Perte de vocation, difficultés de recrutement, manque de moyens, trop faible rétribution menacent les secours, alors que les interventions augmentent et que le statut des volontaires, plus nombreux que les professionnels, est remis en question par l’Europe.

Régine Meunier  Publié le 08/08/2022 à 08:00, mis à jour le 07/08/2022 à 23:46

Illustration. Photo Florian Escoffier


Le modèle français de sécurité civile est à bout de souffle. Le changement climatique avec son lot de phénomènes extrêmes – multiplication des feux de forêt, tempêtes, inondations… – sollicite de plus en plus les sapeurs-pompiers.

D’ici 2050, 50% des surfaces boisées métropolitaines pourraient être concernées par un niveau élevé d’aléa feux de forêt.

La durée des sécheresses pourrait augmenter de 5 jours par an (soit +30%) en moyenne d’ici 2.100 dans un scénario intermédiaire de réduction des émissions de gaz à effet de serre.

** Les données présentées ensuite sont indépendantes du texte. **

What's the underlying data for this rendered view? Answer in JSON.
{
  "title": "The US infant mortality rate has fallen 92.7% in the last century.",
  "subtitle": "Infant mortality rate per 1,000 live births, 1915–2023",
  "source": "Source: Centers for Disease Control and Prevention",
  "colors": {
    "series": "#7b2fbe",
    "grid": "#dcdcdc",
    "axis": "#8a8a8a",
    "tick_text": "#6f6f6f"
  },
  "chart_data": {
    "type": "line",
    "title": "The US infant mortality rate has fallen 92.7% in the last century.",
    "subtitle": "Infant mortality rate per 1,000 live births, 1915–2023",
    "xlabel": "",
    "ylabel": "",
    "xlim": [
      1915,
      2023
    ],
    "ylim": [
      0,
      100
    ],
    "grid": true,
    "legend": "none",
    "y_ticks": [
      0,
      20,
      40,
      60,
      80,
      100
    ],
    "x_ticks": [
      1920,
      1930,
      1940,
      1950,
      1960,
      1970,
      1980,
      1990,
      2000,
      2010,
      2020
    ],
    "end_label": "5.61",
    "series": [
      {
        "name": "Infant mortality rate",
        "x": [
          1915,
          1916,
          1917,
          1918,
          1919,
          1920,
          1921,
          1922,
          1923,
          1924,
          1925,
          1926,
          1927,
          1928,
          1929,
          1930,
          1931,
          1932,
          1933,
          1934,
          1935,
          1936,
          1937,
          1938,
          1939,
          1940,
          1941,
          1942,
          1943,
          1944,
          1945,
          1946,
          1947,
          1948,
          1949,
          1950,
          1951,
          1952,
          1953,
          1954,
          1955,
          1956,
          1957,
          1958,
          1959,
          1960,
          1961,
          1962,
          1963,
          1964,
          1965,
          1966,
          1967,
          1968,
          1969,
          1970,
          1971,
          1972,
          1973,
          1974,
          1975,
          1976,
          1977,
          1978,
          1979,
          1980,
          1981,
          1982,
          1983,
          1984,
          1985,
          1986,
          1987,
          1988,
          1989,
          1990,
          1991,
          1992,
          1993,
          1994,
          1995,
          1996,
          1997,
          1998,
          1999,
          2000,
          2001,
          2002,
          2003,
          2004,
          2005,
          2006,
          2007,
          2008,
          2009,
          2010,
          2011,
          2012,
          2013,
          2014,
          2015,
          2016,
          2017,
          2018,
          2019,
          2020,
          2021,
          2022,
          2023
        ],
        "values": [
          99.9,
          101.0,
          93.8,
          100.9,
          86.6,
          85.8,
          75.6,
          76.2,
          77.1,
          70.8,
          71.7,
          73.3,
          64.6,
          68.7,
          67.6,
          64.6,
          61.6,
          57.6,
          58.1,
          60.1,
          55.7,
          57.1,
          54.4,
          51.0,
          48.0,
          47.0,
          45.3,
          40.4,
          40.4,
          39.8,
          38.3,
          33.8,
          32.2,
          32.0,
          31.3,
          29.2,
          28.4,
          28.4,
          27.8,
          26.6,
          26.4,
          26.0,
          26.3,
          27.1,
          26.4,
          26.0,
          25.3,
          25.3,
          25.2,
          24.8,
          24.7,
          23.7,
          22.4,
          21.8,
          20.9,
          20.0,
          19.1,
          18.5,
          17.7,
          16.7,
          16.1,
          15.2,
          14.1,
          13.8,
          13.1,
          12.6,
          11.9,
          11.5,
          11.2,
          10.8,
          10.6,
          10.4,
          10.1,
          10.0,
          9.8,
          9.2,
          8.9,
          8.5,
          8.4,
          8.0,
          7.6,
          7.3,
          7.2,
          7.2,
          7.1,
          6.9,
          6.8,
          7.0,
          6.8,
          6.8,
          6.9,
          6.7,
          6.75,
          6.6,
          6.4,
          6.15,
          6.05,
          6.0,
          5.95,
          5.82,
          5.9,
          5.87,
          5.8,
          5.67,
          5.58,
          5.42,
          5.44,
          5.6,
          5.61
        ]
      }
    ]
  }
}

Elles s’étendent déjà sur davantage de territoires.

De surcroît, la fermeture des services d’urgence dans les hôpitaux entraîne une augmentation des interventions et du temps qu’elles prennent.

« Je suis aux urgences à l’hôpital Sainte-Anne à Toulon. Il y a cinq ambulances devant moi. Un collègue attend déjà depuis une heure » confie un pompier.

Il ne pourra pas être disponible pour une autre intervention avant des heures.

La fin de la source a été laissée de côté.